Nganjuk, patroli-crime.id_ SMAN 1 Sukomoro memastikan tidak ada pungutan biaya bagi siswa-siswi yang berasal dari keluarga kurang mampu. Kebijakan tersebut diberikan sebagai bentuk kepedulian sekolah terhadap keberlangsungan pendidikan peserta didik.

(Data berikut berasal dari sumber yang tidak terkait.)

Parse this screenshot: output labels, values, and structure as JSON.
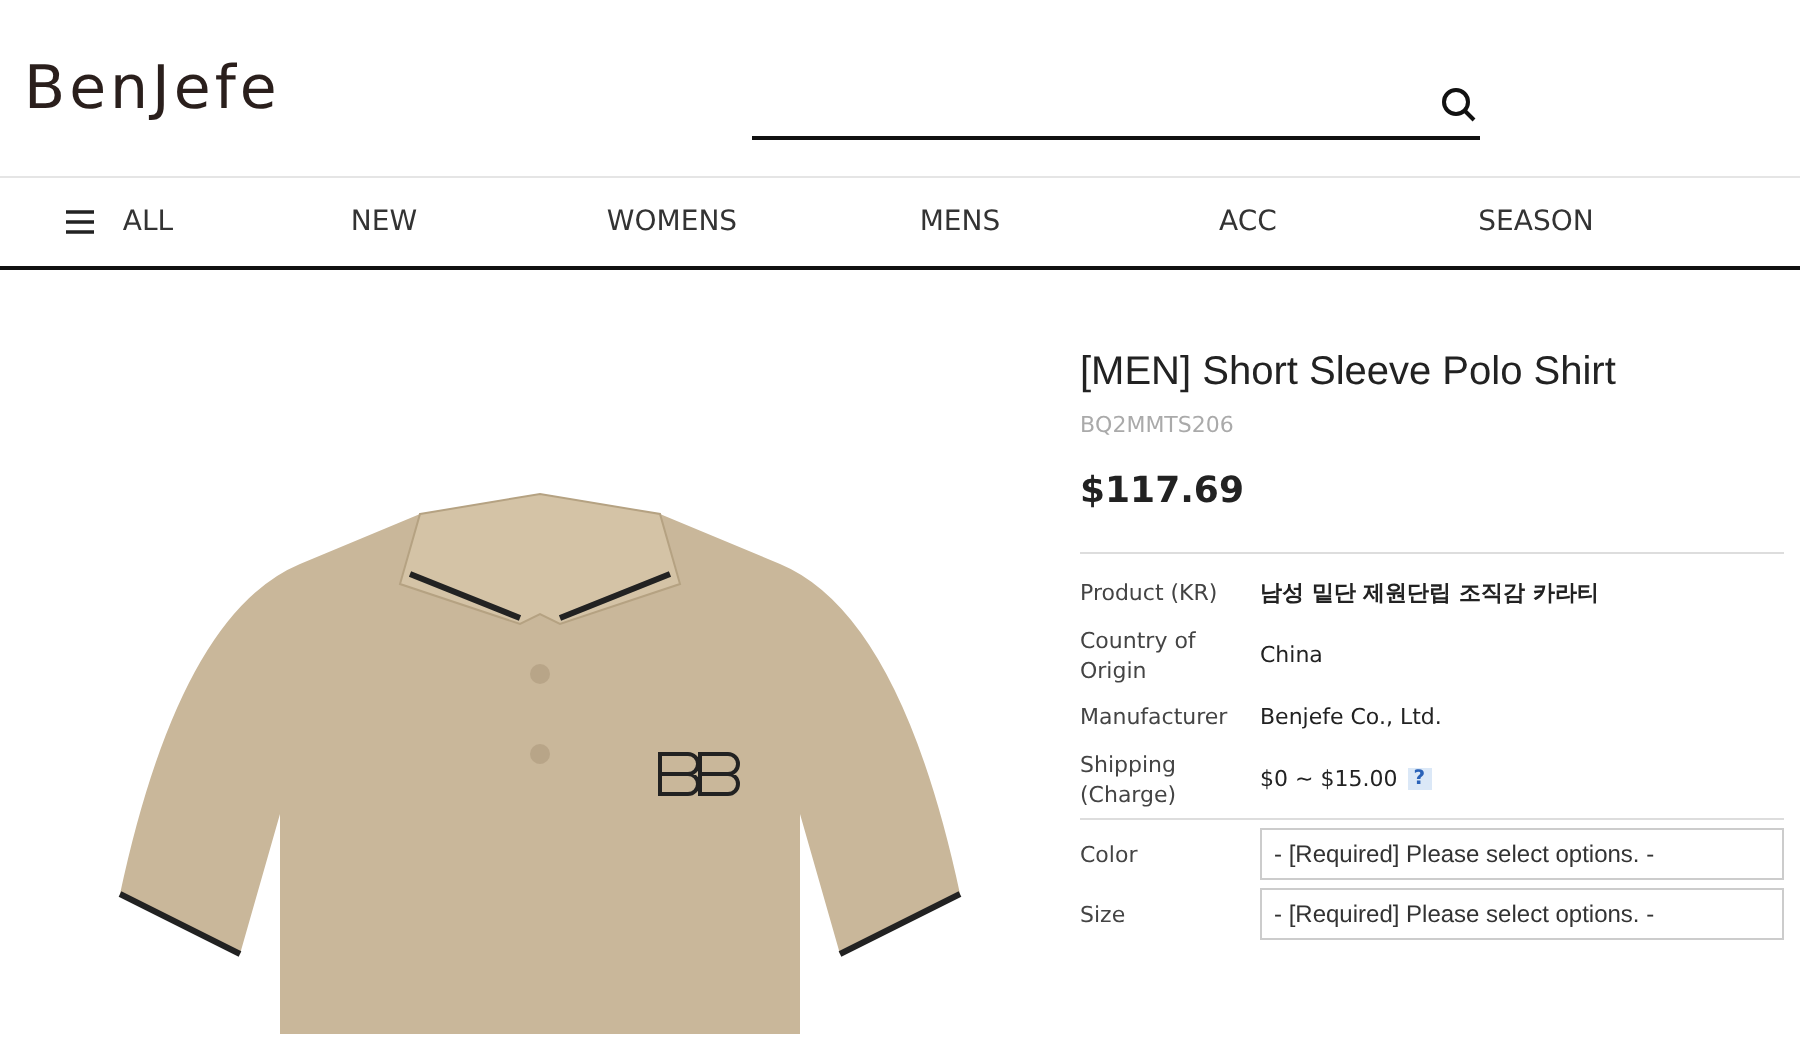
{
  "logo": "BenJefe",
  "nav": [
    {
      "label": "ALL",
      "kind": "menu"
    },
    {
      "label": "NEW",
      "kind": "link"
    },
    {
      "label": "WOMENS",
      "kind": "link"
    },
    {
      "label": "MENS",
      "kind": "link"
    },
    {
      "label": "ACC",
      "kind": "link"
    },
    {
      "label": "SEASON",
      "kind": "link"
    }
  ],
  "product": {
    "title": "[MEN] Short Sleeve Polo Shirt",
    "code": "BQ2MMTS206",
    "price": "$117.69"
  },
  "details": [
    {
      "label": "Product (KR)",
      "value": "남성 밑단 제원단립 조직감 카라티",
      "kind": "bold"
    },
    {
      "label": "Country of Origin",
      "value": "China",
      "kind": "text"
    },
    {
      "label": "Manufacturer",
      "value": "Benjefe Co., Ltd.",
      "kind": "text"
    },
    {
      "label": "Shipping (Charge)",
      "value": "$0 ~ $15.00",
      "kind": "help",
      "help": "?"
    }
  ],
  "options": [
    {
      "label": "Color",
      "value": "- [Required] Please select options. -"
    },
    {
      "label": "Size",
      "value": "- [Required] Please select options. -"
    }
  ]
}
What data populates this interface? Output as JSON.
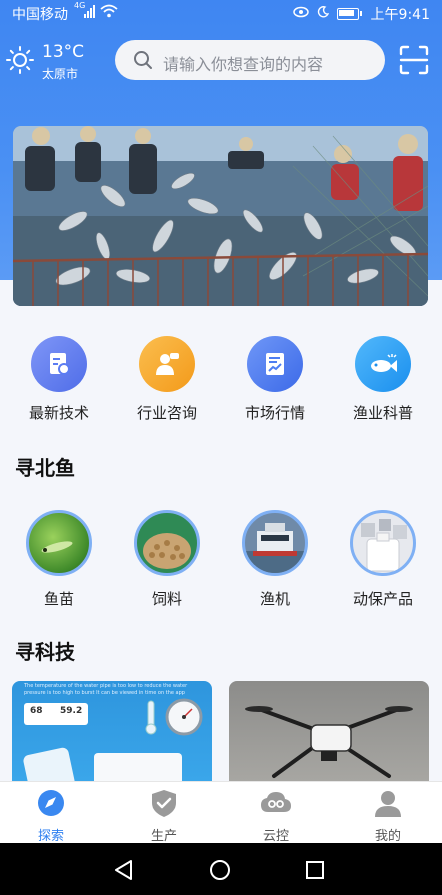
{
  "status_bar": {
    "carrier": "中国移动",
    "network": "4G",
    "time": "上午9:41"
  },
  "weather": {
    "temperature": "13°C",
    "city": "太原市"
  },
  "search": {
    "placeholder": "请输入你想查询的内容"
  },
  "quick_menu": [
    {
      "label": "最新技术",
      "icon": "document-icon",
      "color": "#5b7cf2"
    },
    {
      "label": "行业咨询",
      "icon": "consult-icon",
      "color": "#f5a623"
    },
    {
      "label": "市场行情",
      "icon": "market-icon",
      "color": "#4e7ef2"
    },
    {
      "label": "渔业科普",
      "icon": "fish-icon",
      "color": "#2b9cf2"
    }
  ],
  "sections": {
    "north_fish": "寻北鱼",
    "tech": "寻科技"
  },
  "products": [
    {
      "label": "鱼苗"
    },
    {
      "label": "饲料"
    },
    {
      "label": "渔机"
    },
    {
      "label": "动保产品"
    }
  ],
  "tech_card": {
    "caption": "The temperature of the water pipe is too low to reduce the water pressure is too high to burst It can be viewed in time on the app",
    "reading_1": "68",
    "reading_2": "59.2"
  },
  "bottom_nav": [
    {
      "label": "探索",
      "icon": "compass-icon",
      "active": true
    },
    {
      "label": "生产",
      "icon": "shield-check-icon",
      "active": false
    },
    {
      "label": "云控",
      "icon": "cloud-icon",
      "active": false
    },
    {
      "label": "我的",
      "icon": "user-icon",
      "active": false
    }
  ],
  "colors": {
    "header_blue": "#4a90f3",
    "active": "#2d7ff0"
  }
}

Hal ini dibuktikan dengan adanya surat pernyataan dari wali murid tertanggal 17 Juli 2025 yang berisi permohonan pembebasan dari segala bentuk sumbangan sekolah. Dalam surat tersebut dijelaskan bahwa pihak keluarga tidak mampu memenuhi kewajiban pembayaran karena kondisi ekonomi yang sedang sulit.
Pihak sekolah menegaskan bahwa setiap permohonan keringanan akan dipertimbangkan secara bijak. Selama wali murid menyampaikan kondisi sebenarnya melalui surat pernyataan resmi, sekolah memberikan kebijakan pembebasan tanpa memberatkan siswa.
“Kami memahami kondisi setiap keluarga berbeda-beda. Prinsip kami, pendidikan harus tetap berjalan. Jangan sampai siswa berhenti sekolah hanya karena tidak mampu membayar sumbangan,” ujar perwakilan pihak sekolah.
Menurutnya, kebijakan ini merupakan bagian dari komitmen sekolah dalam menciptakan lingkungan belajar yang inklusif dan tidak diskriminatif. Siswa yang mendapatkan pembebasan biaya tetap memperoleh hak yang sama dalam kegiatan belajar maupun fasilitas sekolah.
Salah satu wali murid menyampaikan rasa terima kasih atas kebijakan tersebut. Ia mengaku kebijakan pembebasan sumbangan sangat membantu keluarganya dalam mempertahankan pendidikan anaknya di bangku sekolah menengah atas.
Dengan adanya kebijakan ini, SMAN 1 Sukomoro berharap seluruh peserta didik dapat fokus belajar dan mengembangkan potensi tanpa terbebani persoalan ekonomi.